WORCESTERSHIRE County Council is powerless to stop its first academy introducing an entrance test which some fear will result in it cherry-picking pupils.

More concerns have been raised about Tudor Grange Academy’s system to manage over-subscription to the school.

We previously reported in your Worcester News how the school wants potential pupils to sit an ability test with the results used to sort the children into nine bands.

Headteacher Claire Maclean said the system, called fair banding, is the fairest way to ensure the school is “fully comprehensive”with an equal spread of pupils of differing abilities.

But some parents and governors are worried it will result in children who might have previously attended Tudor Grange having to commute to another school in the city.

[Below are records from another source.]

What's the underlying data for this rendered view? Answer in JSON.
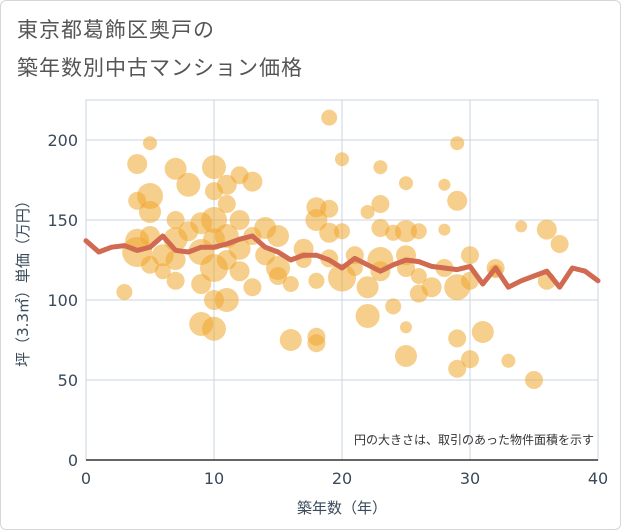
{
  "title_line1": "東京都葛飾区奥戸の",
  "title_line2": "築年数別中古マンション価格",
  "chart_data": {
    "type": "scatter",
    "xlabel": "築年数（年）",
    "ylabel": "坪（3.3㎡）単価（万円）",
    "xlim": [
      0,
      40
    ],
    "ylim": [
      0,
      225
    ],
    "xticks": [
      0,
      10,
      20,
      30,
      40
    ],
    "yticks": [
      0,
      50,
      100,
      150,
      200
    ],
    "grid": true,
    "annotation": "円の大きさは、取引のあった物件面積を示す",
    "colors": {
      "bubble": "#f0a830",
      "line": "#d06a50"
    },
    "bubbles": [
      {
        "x": 3,
        "y": 105,
        "s": 8
      },
      {
        "x": 4,
        "y": 185,
        "s": 10
      },
      {
        "x": 4,
        "y": 162,
        "s": 9
      },
      {
        "x": 4,
        "y": 137,
        "s": 12
      },
      {
        "x": 4,
        "y": 130,
        "s": 15
      },
      {
        "x": 5,
        "y": 198,
        "s": 7
      },
      {
        "x": 5,
        "y": 165,
        "s": 13
      },
      {
        "x": 5,
        "y": 155,
        "s": 11
      },
      {
        "x": 5,
        "y": 140,
        "s": 10
      },
      {
        "x": 5,
        "y": 122,
        "s": 9
      },
      {
        "x": 6,
        "y": 128,
        "s": 11
      },
      {
        "x": 6,
        "y": 118,
        "s": 8
      },
      {
        "x": 7,
        "y": 182,
        "s": 11
      },
      {
        "x": 7,
        "y": 150,
        "s": 9
      },
      {
        "x": 7,
        "y": 138,
        "s": 12
      },
      {
        "x": 7,
        "y": 125,
        "s": 10
      },
      {
        "x": 7,
        "y": 112,
        "s": 9
      },
      {
        "x": 8,
        "y": 172,
        "s": 12
      },
      {
        "x": 8,
        "y": 143,
        "s": 10
      },
      {
        "x": 9,
        "y": 148,
        "s": 11
      },
      {
        "x": 9,
        "y": 130,
        "s": 13
      },
      {
        "x": 9,
        "y": 110,
        "s": 10
      },
      {
        "x": 9,
        "y": 85,
        "s": 12
      },
      {
        "x": 10,
        "y": 183,
        "s": 12
      },
      {
        "x": 10,
        "y": 168,
        "s": 9
      },
      {
        "x": 10,
        "y": 150,
        "s": 13
      },
      {
        "x": 10,
        "y": 138,
        "s": 11
      },
      {
        "x": 10,
        "y": 120,
        "s": 14
      },
      {
        "x": 10,
        "y": 100,
        "s": 10
      },
      {
        "x": 10,
        "y": 82,
        "s": 12
      },
      {
        "x": 11,
        "y": 172,
        "s": 10
      },
      {
        "x": 11,
        "y": 160,
        "s": 9
      },
      {
        "x": 11,
        "y": 140,
        "s": 12
      },
      {
        "x": 11,
        "y": 125,
        "s": 10
      },
      {
        "x": 11,
        "y": 100,
        "s": 12
      },
      {
        "x": 12,
        "y": 178,
        "s": 9
      },
      {
        "x": 12,
        "y": 150,
        "s": 10
      },
      {
        "x": 12,
        "y": 132,
        "s": 11
      },
      {
        "x": 12,
        "y": 118,
        "s": 10
      },
      {
        "x": 13,
        "y": 174,
        "s": 10
      },
      {
        "x": 13,
        "y": 140,
        "s": 9
      },
      {
        "x": 13,
        "y": 108,
        "s": 9
      },
      {
        "x": 14,
        "y": 145,
        "s": 11
      },
      {
        "x": 14,
        "y": 128,
        "s": 10
      },
      {
        "x": 15,
        "y": 140,
        "s": 11
      },
      {
        "x": 15,
        "y": 120,
        "s": 12
      },
      {
        "x": 15,
        "y": 115,
        "s": 9
      },
      {
        "x": 16,
        "y": 110,
        "s": 8
      },
      {
        "x": 16,
        "y": 75,
        "s": 11
      },
      {
        "x": 17,
        "y": 132,
        "s": 10
      },
      {
        "x": 17,
        "y": 125,
        "s": 8
      },
      {
        "x": 18,
        "y": 158,
        "s": 10
      },
      {
        "x": 18,
        "y": 150,
        "s": 11
      },
      {
        "x": 18,
        "y": 112,
        "s": 8
      },
      {
        "x": 18,
        "y": 77,
        "s": 9
      },
      {
        "x": 18,
        "y": 73,
        "s": 9
      },
      {
        "x": 19,
        "y": 214,
        "s": 8
      },
      {
        "x": 19,
        "y": 157,
        "s": 9
      },
      {
        "x": 19,
        "y": 142,
        "s": 10
      },
      {
        "x": 19,
        "y": 126,
        "s": 9
      },
      {
        "x": 20,
        "y": 188,
        "s": 7
      },
      {
        "x": 20,
        "y": 143,
        "s": 8
      },
      {
        "x": 20,
        "y": 114,
        "s": 14
      },
      {
        "x": 21,
        "y": 128,
        "s": 9
      },
      {
        "x": 21,
        "y": 120,
        "s": 8
      },
      {
        "x": 22,
        "y": 155,
        "s": 7
      },
      {
        "x": 22,
        "y": 108,
        "s": 11
      },
      {
        "x": 22,
        "y": 90,
        "s": 12
      },
      {
        "x": 23,
        "y": 183,
        "s": 7
      },
      {
        "x": 23,
        "y": 160,
        "s": 9
      },
      {
        "x": 23,
        "y": 145,
        "s": 9
      },
      {
        "x": 23,
        "y": 125,
        "s": 13
      },
      {
        "x": 23,
        "y": 118,
        "s": 10
      },
      {
        "x": 24,
        "y": 142,
        "s": 8
      },
      {
        "x": 24,
        "y": 96,
        "s": 8
      },
      {
        "x": 25,
        "y": 173,
        "s": 7
      },
      {
        "x": 25,
        "y": 143,
        "s": 11
      },
      {
        "x": 25,
        "y": 128,
        "s": 10
      },
      {
        "x": 25,
        "y": 120,
        "s": 9
      },
      {
        "x": 25,
        "y": 83,
        "s": 6
      },
      {
        "x": 25,
        "y": 65,
        "s": 11
      },
      {
        "x": 26,
        "y": 143,
        "s": 8
      },
      {
        "x": 26,
        "y": 115,
        "s": 8
      },
      {
        "x": 26,
        "y": 104,
        "s": 9
      },
      {
        "x": 27,
        "y": 108,
        "s": 10
      },
      {
        "x": 28,
        "y": 172,
        "s": 6
      },
      {
        "x": 28,
        "y": 144,
        "s": 6
      },
      {
        "x": 28,
        "y": 120,
        "s": 9
      },
      {
        "x": 29,
        "y": 198,
        "s": 7
      },
      {
        "x": 29,
        "y": 162,
        "s": 10
      },
      {
        "x": 29,
        "y": 108,
        "s": 13
      },
      {
        "x": 29,
        "y": 76,
        "s": 9
      },
      {
        "x": 29,
        "y": 57,
        "s": 9
      },
      {
        "x": 30,
        "y": 128,
        "s": 9
      },
      {
        "x": 30,
        "y": 112,
        "s": 9
      },
      {
        "x": 30,
        "y": 63,
        "s": 9
      },
      {
        "x": 31,
        "y": 80,
        "s": 11
      },
      {
        "x": 32,
        "y": 120,
        "s": 9
      },
      {
        "x": 32,
        "y": 118,
        "s": 7
      },
      {
        "x": 33,
        "y": 62,
        "s": 7
      },
      {
        "x": 34,
        "y": 146,
        "s": 6
      },
      {
        "x": 35,
        "y": 50,
        "s": 9
      },
      {
        "x": 36,
        "y": 144,
        "s": 10
      },
      {
        "x": 36,
        "y": 112,
        "s": 9
      },
      {
        "x": 37,
        "y": 135,
        "s": 9
      }
    ],
    "line_x": [
      0,
      1,
      2,
      3,
      4,
      5,
      6,
      7,
      8,
      9,
      10,
      11,
      12,
      13,
      14,
      15,
      16,
      17,
      18,
      19,
      20,
      21,
      22,
      23,
      24,
      25,
      26,
      27,
      28,
      29,
      30,
      31,
      32,
      33,
      34,
      35,
      36,
      37,
      38,
      39,
      40
    ],
    "line_y": [
      137,
      130,
      133,
      134,
      131,
      133,
      140,
      131,
      130,
      133,
      133,
      135,
      138,
      140,
      133,
      130,
      125,
      128,
      128,
      125,
      120,
      126,
      122,
      118,
      122,
      125,
      124,
      121,
      120,
      119,
      121,
      110,
      120,
      108,
      112,
      115,
      118,
      108,
      120,
      118,
      112
    ]
  }
}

Responding to a question asked by Councillor Alan Amos about what powers the council has to ensure children attend their school of choice, Councillor Jane Potter, cabinet member for education and skills, said all taxpayer-funded schools have to comply with the Schools Admissions Code which, by law, gives priority to children in care.

At a meeting of full council she said: “County council officers are under an obligation to monitor and object to policies which don’t comply with the Schools Admissions Code but this does not include catchment areas and local children receiving priority.”

Coun Amos, a Labour member who represents Warndon and Gorse Hill, said: “Isn’t this mess that certain schools are about to witness in the months ahead the direct and sole consequence of the Government’s policy to destroy local education authorities and state secondary education by bribing schools to become academies which are clearly now setting their own admissions criteria at the expense of everybody else to the advantage of pushy middle-class parents and basically to hell with everyone else even if they live near the school?”

Coun Potter, Conservative, said: “The short answer to that is no.

“Academy schools also have to comply to the School Admissions Code but we aren’t able to interfere with it if they do actually conform to that code.”

As previously reported, two other Worcester secondary schools – Nunnery Wood High School and Christopher Whitehead Language College – have also been approved to become academies this year.